In the 27 states where the courts play no role in foreclosures, the pace is much more brisk — three years in California, two years in Nevada and Colorado — but the dynamic is the same: the foreclosure system is bogged down by the volume of cases, borrowers are fighting to keep their houses and many lenders seem to be in no hurry to add repossessed houses to their books.
“If you were in foreclosure four years ago, you were biting your nails, asking yourself, ‘When is the sheriff going to show up and put me on the street?’ ” said Herb Blecher, an LPS senior vice president. “Now you’re probably not losing any sleep.”
When major banks acknowledged last fall that they had been illegally processing foreclosures by filing false court documents, they said that any pause in repossessions and evictions would be brief. All of the major servicers agreed to institute reforms in their foreclosure procedures. In April, the Office of the Comptroller of the Currency and other regulators gave the banks 60 days to draw up a plan to do so.

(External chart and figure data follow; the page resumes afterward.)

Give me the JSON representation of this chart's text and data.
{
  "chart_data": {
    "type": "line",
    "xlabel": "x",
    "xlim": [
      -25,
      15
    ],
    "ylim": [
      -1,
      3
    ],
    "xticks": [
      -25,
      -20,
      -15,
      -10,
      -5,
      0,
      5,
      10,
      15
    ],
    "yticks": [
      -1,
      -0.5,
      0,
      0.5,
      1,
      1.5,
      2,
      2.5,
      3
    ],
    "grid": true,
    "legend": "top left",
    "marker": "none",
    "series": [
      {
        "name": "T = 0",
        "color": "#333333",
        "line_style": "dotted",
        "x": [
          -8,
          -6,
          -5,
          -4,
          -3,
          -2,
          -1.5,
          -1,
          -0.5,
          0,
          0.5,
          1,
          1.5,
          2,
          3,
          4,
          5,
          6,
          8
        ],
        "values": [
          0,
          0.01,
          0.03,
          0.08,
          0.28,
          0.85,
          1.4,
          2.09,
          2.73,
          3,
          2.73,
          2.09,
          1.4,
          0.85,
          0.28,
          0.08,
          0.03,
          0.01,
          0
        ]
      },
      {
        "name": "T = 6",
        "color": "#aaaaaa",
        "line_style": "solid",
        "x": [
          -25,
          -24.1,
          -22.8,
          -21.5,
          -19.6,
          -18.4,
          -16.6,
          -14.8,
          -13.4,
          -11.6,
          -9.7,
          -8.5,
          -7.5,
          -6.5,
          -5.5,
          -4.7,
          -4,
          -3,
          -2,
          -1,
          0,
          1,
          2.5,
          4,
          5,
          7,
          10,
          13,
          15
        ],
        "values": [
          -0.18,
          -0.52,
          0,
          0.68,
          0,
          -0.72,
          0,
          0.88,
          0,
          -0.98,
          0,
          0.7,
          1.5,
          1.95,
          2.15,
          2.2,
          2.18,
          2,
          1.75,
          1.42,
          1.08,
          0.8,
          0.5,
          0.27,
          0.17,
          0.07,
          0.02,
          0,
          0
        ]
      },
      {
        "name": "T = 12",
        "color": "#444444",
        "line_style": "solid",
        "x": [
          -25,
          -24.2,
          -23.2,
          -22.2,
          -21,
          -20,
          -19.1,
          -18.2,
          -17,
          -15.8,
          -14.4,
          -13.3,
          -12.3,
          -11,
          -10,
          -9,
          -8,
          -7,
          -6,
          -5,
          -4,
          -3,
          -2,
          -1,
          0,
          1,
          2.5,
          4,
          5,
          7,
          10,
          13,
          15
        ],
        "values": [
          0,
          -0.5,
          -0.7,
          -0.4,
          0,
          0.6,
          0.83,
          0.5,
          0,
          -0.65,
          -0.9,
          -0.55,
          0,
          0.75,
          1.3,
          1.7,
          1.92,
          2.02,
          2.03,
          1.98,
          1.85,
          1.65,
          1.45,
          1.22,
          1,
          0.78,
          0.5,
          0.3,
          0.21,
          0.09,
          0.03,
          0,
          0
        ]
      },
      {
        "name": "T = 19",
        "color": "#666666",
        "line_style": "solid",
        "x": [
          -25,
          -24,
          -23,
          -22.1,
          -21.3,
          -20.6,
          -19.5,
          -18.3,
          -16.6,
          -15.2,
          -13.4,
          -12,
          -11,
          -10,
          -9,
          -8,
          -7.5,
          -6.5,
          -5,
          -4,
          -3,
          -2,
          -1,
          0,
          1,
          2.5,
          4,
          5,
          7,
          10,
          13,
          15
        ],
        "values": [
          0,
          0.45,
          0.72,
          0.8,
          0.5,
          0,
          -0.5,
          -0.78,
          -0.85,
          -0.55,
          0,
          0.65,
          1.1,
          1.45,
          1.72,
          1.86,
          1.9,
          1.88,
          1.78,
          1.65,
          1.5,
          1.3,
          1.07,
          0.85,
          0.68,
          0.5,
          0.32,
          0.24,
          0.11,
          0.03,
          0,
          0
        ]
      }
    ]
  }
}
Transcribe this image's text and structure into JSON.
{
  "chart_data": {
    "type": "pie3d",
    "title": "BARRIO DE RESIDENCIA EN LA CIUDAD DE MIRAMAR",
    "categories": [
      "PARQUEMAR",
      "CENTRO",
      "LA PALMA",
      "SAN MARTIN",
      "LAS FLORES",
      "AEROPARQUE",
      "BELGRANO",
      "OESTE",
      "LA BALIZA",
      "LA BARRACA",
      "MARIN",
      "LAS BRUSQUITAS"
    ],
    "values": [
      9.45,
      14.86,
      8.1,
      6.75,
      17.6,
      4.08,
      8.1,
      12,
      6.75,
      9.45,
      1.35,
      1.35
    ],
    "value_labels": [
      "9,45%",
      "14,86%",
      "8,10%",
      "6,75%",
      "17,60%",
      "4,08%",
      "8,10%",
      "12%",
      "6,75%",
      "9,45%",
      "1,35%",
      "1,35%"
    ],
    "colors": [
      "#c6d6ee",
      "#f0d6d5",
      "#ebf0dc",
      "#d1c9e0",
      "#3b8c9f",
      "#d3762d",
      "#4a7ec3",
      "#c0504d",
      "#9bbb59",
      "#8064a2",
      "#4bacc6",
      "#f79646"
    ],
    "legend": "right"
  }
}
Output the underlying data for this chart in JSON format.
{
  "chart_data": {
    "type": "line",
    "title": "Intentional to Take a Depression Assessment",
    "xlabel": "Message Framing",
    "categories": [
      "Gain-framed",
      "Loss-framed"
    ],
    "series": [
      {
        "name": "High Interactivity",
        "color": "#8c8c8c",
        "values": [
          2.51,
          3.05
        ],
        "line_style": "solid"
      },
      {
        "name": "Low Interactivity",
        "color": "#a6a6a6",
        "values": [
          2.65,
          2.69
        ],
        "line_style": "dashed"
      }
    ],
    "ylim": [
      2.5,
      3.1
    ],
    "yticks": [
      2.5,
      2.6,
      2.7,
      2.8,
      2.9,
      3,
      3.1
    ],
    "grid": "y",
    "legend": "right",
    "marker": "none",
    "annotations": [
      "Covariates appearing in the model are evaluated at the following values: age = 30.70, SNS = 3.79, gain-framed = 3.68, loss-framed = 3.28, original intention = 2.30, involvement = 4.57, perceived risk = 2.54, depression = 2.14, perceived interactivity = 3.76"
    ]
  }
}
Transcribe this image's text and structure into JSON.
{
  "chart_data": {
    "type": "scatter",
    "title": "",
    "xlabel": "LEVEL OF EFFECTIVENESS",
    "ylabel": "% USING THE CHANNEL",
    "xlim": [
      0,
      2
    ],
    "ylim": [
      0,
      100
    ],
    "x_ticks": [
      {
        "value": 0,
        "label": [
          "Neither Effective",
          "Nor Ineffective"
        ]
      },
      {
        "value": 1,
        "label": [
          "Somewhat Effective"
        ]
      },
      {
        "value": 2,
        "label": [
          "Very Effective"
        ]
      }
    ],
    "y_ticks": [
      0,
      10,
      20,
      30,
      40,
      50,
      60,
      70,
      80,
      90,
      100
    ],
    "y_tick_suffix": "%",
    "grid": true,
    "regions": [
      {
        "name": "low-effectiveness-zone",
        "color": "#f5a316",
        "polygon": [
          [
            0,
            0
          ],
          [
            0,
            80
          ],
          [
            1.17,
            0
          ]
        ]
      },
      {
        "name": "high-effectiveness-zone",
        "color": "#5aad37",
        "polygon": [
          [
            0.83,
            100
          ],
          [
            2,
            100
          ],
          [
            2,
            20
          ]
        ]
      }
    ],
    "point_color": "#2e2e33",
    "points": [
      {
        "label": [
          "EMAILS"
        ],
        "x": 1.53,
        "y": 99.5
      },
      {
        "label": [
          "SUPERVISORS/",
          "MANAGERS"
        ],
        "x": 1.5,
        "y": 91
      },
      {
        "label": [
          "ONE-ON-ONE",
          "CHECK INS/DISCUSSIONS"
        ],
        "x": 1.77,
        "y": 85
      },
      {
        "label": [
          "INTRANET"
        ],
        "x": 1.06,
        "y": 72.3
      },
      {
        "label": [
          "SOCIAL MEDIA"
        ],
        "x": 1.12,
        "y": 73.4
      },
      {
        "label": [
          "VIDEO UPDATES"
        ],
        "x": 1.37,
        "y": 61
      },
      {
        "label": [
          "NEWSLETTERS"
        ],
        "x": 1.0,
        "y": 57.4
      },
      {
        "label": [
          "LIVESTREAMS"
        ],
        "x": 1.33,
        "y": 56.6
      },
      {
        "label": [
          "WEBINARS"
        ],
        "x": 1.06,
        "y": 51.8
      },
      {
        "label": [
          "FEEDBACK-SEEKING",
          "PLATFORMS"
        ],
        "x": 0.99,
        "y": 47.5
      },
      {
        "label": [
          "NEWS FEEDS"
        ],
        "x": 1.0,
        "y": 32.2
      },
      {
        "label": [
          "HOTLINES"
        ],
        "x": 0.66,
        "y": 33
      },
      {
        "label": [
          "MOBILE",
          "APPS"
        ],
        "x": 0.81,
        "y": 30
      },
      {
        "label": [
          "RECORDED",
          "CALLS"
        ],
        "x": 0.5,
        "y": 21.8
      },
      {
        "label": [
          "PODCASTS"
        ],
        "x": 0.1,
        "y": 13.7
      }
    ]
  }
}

But nothing is happening quickly. When the comptroller’s deadline was reached last week, it was extended another month.
New foreclosure cases and repossessions are down nationally by about a third since last fall, LPS said. In New York, foreclosure filings are down 85 percent since September, according to the New York State Unified Court System.
Mark Stopa, a St. Petersburg, Fla., specialist in foreclosure defense, has 1,275 clients, up from 350 a year ago. About 75 clients have won modifications, dismissals or sold their properties for less than they owed. All the other cases are pending.
“Banks aren’t even trying to win,” said Mr. Stopa, who charges his clients an annual fee of $1,500.
J. Thomas McGrady, the chief judge of Florida’s Sixth Circuit, which includes St. Petersburg, agreed. “We’re here to do what we’re asked to do. But you’ve got to ask. And the banks aren’t asking,” he said.
A spokesman for Bank of America said, “Any suggestion that we have a strategy to delay foreclosures is baseless.” A Wells Fargo spokeswoman blamed changes in state laws governing foreclosure for any slowdown. A GMAC spokeswoman said it was following “regulatory and investor expectations.” JPMorgan Chase declined to comment. Servicers said some of the decline in foreclosures could be traced to an improved economy.
There are many reasons that foreclosure, which has been slowing ever since the housing bubble burst, has been further delayed in many states.
The large number of cases nationally — about two million, plus another two million waiting in the wings — have overwhelmed many lenders and the courts.
Lenders, who service loans they own as well as those owned by investors, tried to circumvent the time-intensive process by using “robo-signers” who mass-produced documents, many of which made inaccurate claims. When the bad practices were discovered last fall, the lenders were forced to revisit hundreds of thousands of cases.
Over the last two years, most defaulting homeowners were people who had lost their jobs. Housing analysts say these homeowners are more likely to hire a lawyer and fight repossession than borrowers who had subprime loans that swelled beyond their ability to pay.
Judges these days are also more inclined to scrutinize requests for eviction rather than automatically approve them. The so-called foreclosure mills — law firms that handled many of the suits for the banks — are in retreat under law enforcement pressure. And some analysts suggest that banks are reluctant to take too many houses onto their books at any one moment for fear of flooding a shaky market.